Many health care providers, like much of the general population, seem to be biased toward those who share their own sexual identity, according to a new study at the University of Washington.
Among heterosexual providers, the researchers found a widespread “moderate to strong” implicit preference for straight people over lesbian and gay people. Similarly, among lesbian and gay health providers, there is expressed implicit and explicit preferences for lesbian and gay people over straight people. Bisexual providers were found to have mixed preferences.
Mental health providers had the least implicit bias for heterosexual people over lesbian and gay people, and nurses held the strongest implicit bias for heterosexual people over lesbian and gay people.

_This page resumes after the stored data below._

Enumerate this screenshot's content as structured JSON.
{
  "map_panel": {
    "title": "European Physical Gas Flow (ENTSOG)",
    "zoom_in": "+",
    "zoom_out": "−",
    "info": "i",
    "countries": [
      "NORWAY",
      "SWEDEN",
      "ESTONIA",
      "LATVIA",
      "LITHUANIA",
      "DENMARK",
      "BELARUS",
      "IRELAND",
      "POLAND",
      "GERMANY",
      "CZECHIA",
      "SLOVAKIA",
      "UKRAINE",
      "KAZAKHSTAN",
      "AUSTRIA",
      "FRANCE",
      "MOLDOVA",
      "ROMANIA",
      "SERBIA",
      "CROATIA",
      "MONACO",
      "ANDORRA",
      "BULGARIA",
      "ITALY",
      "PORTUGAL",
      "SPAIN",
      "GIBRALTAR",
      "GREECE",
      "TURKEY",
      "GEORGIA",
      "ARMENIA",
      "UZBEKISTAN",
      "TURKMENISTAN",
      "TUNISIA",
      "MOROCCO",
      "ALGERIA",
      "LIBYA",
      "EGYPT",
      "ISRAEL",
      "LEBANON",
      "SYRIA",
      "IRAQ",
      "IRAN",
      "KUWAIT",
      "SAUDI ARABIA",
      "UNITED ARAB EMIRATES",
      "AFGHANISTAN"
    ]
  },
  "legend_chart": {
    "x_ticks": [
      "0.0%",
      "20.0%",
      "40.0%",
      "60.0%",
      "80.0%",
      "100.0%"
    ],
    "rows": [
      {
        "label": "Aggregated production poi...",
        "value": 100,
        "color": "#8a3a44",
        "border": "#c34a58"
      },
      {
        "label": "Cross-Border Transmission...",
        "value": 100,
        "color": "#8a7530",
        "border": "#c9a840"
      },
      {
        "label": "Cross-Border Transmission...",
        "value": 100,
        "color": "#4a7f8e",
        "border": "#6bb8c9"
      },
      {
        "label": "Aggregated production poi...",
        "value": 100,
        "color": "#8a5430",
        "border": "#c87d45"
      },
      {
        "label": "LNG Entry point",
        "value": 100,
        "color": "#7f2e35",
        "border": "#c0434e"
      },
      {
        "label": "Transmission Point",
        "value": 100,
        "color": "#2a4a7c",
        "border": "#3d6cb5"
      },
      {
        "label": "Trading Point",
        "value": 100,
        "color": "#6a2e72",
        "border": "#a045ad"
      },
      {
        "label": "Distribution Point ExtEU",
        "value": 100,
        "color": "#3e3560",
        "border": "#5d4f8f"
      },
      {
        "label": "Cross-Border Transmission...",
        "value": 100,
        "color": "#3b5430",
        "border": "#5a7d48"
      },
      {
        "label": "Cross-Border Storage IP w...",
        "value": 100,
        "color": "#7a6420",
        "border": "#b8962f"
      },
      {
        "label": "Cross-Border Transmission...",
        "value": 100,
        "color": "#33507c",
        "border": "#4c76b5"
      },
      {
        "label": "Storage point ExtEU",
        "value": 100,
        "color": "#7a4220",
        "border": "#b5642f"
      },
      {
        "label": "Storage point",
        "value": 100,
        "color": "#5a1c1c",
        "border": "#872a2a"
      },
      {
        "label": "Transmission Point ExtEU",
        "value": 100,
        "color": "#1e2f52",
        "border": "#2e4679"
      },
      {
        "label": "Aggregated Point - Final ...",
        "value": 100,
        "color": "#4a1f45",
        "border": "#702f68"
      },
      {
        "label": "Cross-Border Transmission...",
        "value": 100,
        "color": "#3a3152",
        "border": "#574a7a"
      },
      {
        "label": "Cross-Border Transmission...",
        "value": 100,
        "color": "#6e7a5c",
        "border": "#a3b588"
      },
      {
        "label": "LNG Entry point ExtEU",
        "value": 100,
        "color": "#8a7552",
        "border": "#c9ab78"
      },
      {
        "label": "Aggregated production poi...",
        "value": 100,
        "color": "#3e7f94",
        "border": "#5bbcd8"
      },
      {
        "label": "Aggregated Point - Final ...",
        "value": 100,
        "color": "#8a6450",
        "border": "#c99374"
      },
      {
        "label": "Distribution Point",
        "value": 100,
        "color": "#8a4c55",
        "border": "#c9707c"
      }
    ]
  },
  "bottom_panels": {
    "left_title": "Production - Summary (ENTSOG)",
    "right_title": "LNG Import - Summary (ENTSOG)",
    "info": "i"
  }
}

The researchers note that clinical care of the lesbian, gay, bisexual, and transgender (LGBT) population is a somewhat neglected area in curriculum in nursing, medicine, and other areas of healthcare education.
“We want all providers to be proficient in treating diverse populations, including the LGBT population,” said lead researcher Dr. Janice Sabin, University of Washington (UW) research associate professor in biomedical informatics and medical education.
Drs. Rachel G. Riskind of Guilford College in Greensboro, N.C., and Brian A. Nosek at the University of Virginia in Charlottesville, were co-authors of the study.
For the study, researchers used the Sexuality Implicit Association Test developed to assess presence of implicit bias toward either heterosexual or homosexual individuals. The test captured demographic data and implicit association test results for more than 200,000 participants between May 2006 and December 2012.
Respondents were asked to indicate their explicit preferences towards heterosexual, lesbian, and gay people by endorsing statements ranging from “I strongly prefer straight people to gay people to “I strongly prefer gay people to straight people.”
The study categorized health care respondents by their profession — medical doctor, nurse, mental health provider, other treatment provider, or non-provider — to assess attitudes specifically from such providers.
Sabin noted that “training for health care providers about treating sexual minority patients is an area in great need of attention.”
Although the study found implicit bias among healthcare providers, Sabin said future research should examine how providers’ implicit and explicit preferences toward sexual orientation affect delivery of care to members of sexual minority populations.
The findings are published in the American Journal of Public Health.